Problems regarding the Note 7 emerged immediately after its launch in August, with several reports of phones catching fire while other phones explode. Airlines and aviation authorities started warning passengers not to use or charge the devices on planes, even further, big airline companies have announced to ban them.
The investigation involves the two batteries manufactured by two different companies: Battery A (original) and Battery B (replacement). According to the findings of Samsung Electronics and independent industry groups UL, Exponent and TUV Rheinland, there are manufacturing defects between these two batteries.

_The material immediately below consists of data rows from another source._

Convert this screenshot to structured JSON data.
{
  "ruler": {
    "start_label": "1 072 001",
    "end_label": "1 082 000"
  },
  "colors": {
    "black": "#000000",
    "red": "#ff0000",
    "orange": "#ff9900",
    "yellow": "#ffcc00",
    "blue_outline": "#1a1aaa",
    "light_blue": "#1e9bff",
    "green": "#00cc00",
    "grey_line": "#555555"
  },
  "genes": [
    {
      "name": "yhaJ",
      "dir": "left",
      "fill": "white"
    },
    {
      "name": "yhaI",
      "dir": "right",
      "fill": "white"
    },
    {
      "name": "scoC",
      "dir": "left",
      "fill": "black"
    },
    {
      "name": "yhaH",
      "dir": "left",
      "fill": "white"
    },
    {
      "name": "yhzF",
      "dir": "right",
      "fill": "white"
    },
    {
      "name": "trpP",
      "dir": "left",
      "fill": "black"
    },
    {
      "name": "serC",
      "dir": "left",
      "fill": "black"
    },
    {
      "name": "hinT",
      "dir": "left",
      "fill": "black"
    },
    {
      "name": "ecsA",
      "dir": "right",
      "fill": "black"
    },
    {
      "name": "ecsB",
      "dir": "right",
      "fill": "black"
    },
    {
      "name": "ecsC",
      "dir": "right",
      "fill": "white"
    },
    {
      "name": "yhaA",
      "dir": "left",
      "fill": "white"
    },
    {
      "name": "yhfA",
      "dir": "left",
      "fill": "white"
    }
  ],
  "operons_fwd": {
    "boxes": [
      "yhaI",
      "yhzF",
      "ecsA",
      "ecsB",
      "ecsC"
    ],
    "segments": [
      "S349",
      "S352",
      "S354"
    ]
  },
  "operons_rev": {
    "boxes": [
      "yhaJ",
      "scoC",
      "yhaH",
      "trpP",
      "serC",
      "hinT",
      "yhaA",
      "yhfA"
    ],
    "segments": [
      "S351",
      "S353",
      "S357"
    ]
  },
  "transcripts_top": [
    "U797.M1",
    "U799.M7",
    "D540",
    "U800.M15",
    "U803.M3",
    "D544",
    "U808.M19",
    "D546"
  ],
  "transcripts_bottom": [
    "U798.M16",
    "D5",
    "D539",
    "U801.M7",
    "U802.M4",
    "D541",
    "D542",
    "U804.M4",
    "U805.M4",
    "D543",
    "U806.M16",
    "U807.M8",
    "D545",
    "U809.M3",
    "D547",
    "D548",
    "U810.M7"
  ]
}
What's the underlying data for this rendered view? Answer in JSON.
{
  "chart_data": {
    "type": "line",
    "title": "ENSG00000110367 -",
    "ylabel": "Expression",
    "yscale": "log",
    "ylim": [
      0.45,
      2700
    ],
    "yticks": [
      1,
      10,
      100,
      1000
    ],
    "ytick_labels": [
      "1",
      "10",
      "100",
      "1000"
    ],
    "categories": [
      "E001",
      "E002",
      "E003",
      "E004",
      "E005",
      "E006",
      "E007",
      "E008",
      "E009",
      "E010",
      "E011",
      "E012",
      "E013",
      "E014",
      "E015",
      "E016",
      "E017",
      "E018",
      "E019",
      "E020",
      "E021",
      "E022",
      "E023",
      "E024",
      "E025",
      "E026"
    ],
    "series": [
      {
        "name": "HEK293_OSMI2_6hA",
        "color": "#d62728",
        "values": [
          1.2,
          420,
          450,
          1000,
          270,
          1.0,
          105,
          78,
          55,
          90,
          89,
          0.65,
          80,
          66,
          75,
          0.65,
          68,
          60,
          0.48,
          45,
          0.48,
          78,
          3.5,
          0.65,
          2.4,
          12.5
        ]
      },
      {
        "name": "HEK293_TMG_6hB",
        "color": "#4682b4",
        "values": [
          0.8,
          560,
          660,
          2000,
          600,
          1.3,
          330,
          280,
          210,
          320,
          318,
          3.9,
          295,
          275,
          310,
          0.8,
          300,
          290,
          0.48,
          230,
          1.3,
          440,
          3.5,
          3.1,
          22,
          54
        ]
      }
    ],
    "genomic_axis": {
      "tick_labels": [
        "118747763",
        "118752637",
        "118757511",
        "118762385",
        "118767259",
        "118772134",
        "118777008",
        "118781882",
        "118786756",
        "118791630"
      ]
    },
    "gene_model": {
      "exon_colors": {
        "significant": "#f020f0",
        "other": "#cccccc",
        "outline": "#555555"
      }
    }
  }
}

For Battery A (above), an internal cell faulting and thermal failure occurred due to the tight cell pouch design that didn’t have enough room for the electrodes. This caused the electrodes to bend at the upper corners, compromising its integrity, which led to an internal short circuit.
While for the Battery B, it used a different cell pouch design with enough room for the electrodes. However, a new manufacturing flaw occurred (probably in its haste to replace Company A battery), this time in the electrode tab welding. Investigators found that the welding spots were sharp and relatively tall enough to bridge the distance between the positive and negative electrodes. In addition, they also found missing insulation tapes in one of the electrode tabs which increases the chances of an internal short circuit.
Samsung seemed to learn a lot from the investigation, and because of that, the company has “implemented a broad range of internal quality and safety processes to further enhance product safety including additional protocols such as the multi-layer safety measures and 8-Point Battery Safety Check. Samsung also formed a Battery Advisory Group of external advisers, academic and research experts to ensure it maintains a clear and objective perspective on battery safety and innovation.”
“Today, more than ever, we are committed to earning the trust of our customers through innovation that redefines what is possible in safety, and as a gateway to unlimited possibilities and incredible new experiences,” DJ Koh added.